Финн, обычно невозмутимый, скрежетал зубами.
— Матросик наш надрессирован, но ещё не битый. — Схватившись за рюмку, опрокинул остатки коньяка Ягода. — Однако в хитрости ему не откажешь. Как он возле нашего шкафа-то крутился? Впервые ведь в кабинет мой пробрался. А?.. Или не впервые? Не замечал?

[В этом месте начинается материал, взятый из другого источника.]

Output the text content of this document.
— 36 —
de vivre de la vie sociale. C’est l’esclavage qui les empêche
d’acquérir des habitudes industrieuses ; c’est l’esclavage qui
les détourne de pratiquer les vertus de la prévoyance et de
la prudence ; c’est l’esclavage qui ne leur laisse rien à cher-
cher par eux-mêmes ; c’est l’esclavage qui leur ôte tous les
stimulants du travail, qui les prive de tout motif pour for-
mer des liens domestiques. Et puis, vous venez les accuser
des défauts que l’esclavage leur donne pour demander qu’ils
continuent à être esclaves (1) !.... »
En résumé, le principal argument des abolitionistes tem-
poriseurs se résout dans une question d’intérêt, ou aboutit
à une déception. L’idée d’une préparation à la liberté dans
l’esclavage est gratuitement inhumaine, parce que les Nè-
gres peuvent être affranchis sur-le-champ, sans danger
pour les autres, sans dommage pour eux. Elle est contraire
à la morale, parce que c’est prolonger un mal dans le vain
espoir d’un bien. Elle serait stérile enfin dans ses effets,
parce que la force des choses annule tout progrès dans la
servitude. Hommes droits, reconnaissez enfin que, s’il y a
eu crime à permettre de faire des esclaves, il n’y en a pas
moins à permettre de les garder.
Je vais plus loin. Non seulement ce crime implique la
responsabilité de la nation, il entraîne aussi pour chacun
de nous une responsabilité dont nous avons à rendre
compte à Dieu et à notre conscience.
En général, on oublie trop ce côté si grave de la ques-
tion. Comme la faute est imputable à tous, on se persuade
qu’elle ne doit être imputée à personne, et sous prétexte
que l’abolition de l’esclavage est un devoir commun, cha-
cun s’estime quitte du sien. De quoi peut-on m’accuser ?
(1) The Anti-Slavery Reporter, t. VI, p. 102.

— Без вас и близко не сувался.
— Это ты не видел.
— Так я всегда рядом…
— Ну ладно, ладно. Не паникуй, — оборвал курьера Ягода. — Дурачка наивного подсовывать Вячеслав Рудольфович мне не стал бы, Менжинский не из некоторых наших дуболомов. Он с родословной царских придворных, аж тайных советников[13]. Железный наш Феликс тоже из польских дворян. Вот, Сава, какие надо мной начальнички! Знаешь, какая у Дзержинского кличка в подполье была?.. Астроном! В честь чего? Каких звёзд небесных он сумел обнаружить, не знаю, только с каторги бежал не один раз, может быть, в тайге по ним ориентировался… Вот так! А Вячеслав Рудольфович одноклассником сибирского палача был, висельника Саньки Колчака. С золотой медалью гимназию окончил, стишками баловался не без успеха, книжки в молодости пописывал. Вот, брат, какие мудрые люди! А мы?.. Евреи, латыши, да финны! Пыль под их ногами? Чёрта с два! Ешуа-Соломон Мовшевич, то бишь Янкель Мираинович обскакал обоих! И не только их. Хотя родом из простых гравёров, сам Ульянов, великий Ленин, со Свердловым считался, уважал и советовался. А ведь третий человек в марксизме! Сталин… — Ягода на секунду задержал взгляд на курьере, стывшем подле стола, мрачно поджал губы и, плеснув в рюмку, разом её осушил. — Иосиф Виссарионович в то время на второстепенных ролях маячил, в тени держался. Ленин, Свердлов и Троцкий вели большевиков. А среди евреев, мой друг Сава, столько умного народа с древности. Гении!.. Слышал ли ты хоть что-нибудь о Соломоне, царе иудейском? Навеки в мировую историю вписан!..[14]
Ягода надолго смолк, вишнёвые глаза его с тоской упёрлись в темень за окном, замокрели.
— Дзержинский, Менжинский… умные, конечно, люди. Внесло их в колесо истории вихрем революции. Завертело и при великом деле оказались на крепких местах. Менжинский, конечно, похитрей, но и мы не лыком шиты. Хоть из простых мастеровых, а лаптем щи не хлебаем. Есть у нас и Лев Розенфельд[15] и Гершен Радомысльский[16], да и мало ли умных голов. По-разному, конечно, к ним можно относиться, но не уважать нельзя. Хотя… Шанин[17], вон, балбес, Менжинского терпеть не может, а бумаги ему катает такие!.. Зачитаешься. Сашка мастак сочинять трактаты, голова варит похлеще летописца Нестора[18], а приказали катать и катает… А чем не героическая летопись деяния нашей конторы? Ответь мне, Сава? Чего морду воротишь?
Финн опустил голову, буркнул невнятное, видя, что начальника развезло и он начал заговариваться.
— Лечь бы вам, Генрих Гершенович, — проворчал он.
— Мне?.. Лечь?.. Глупости. Ты слушай, что я тебе говорю. Завтра не услышишь.
— Да оно уж наступило это завтра, что утром-то будем делать?
— А Серго?! — не слушая его, грохнул по столу кулаком Ягода.
Финн дёрнулся и смолк.
— Серго Орджоникидзе[19] вообще, кроме Кобы[20], никого в Политбюро не признаёт. Ни с кем не считается и в его кабинет без приглашения входит. Три человека такое позволить могут. Знаешь? Клим[21], Серго и Амаяк[22]. А почему? Вот где все у него! — Ягода потряс сжатым кулаком. — Коба не терпит панибратства и никому не позволит трепаться или ерепениться. Усадили тебя в кресло — сиди и не пикни чего против! Без его сигнала не тявкай, не кусай кого не попадя!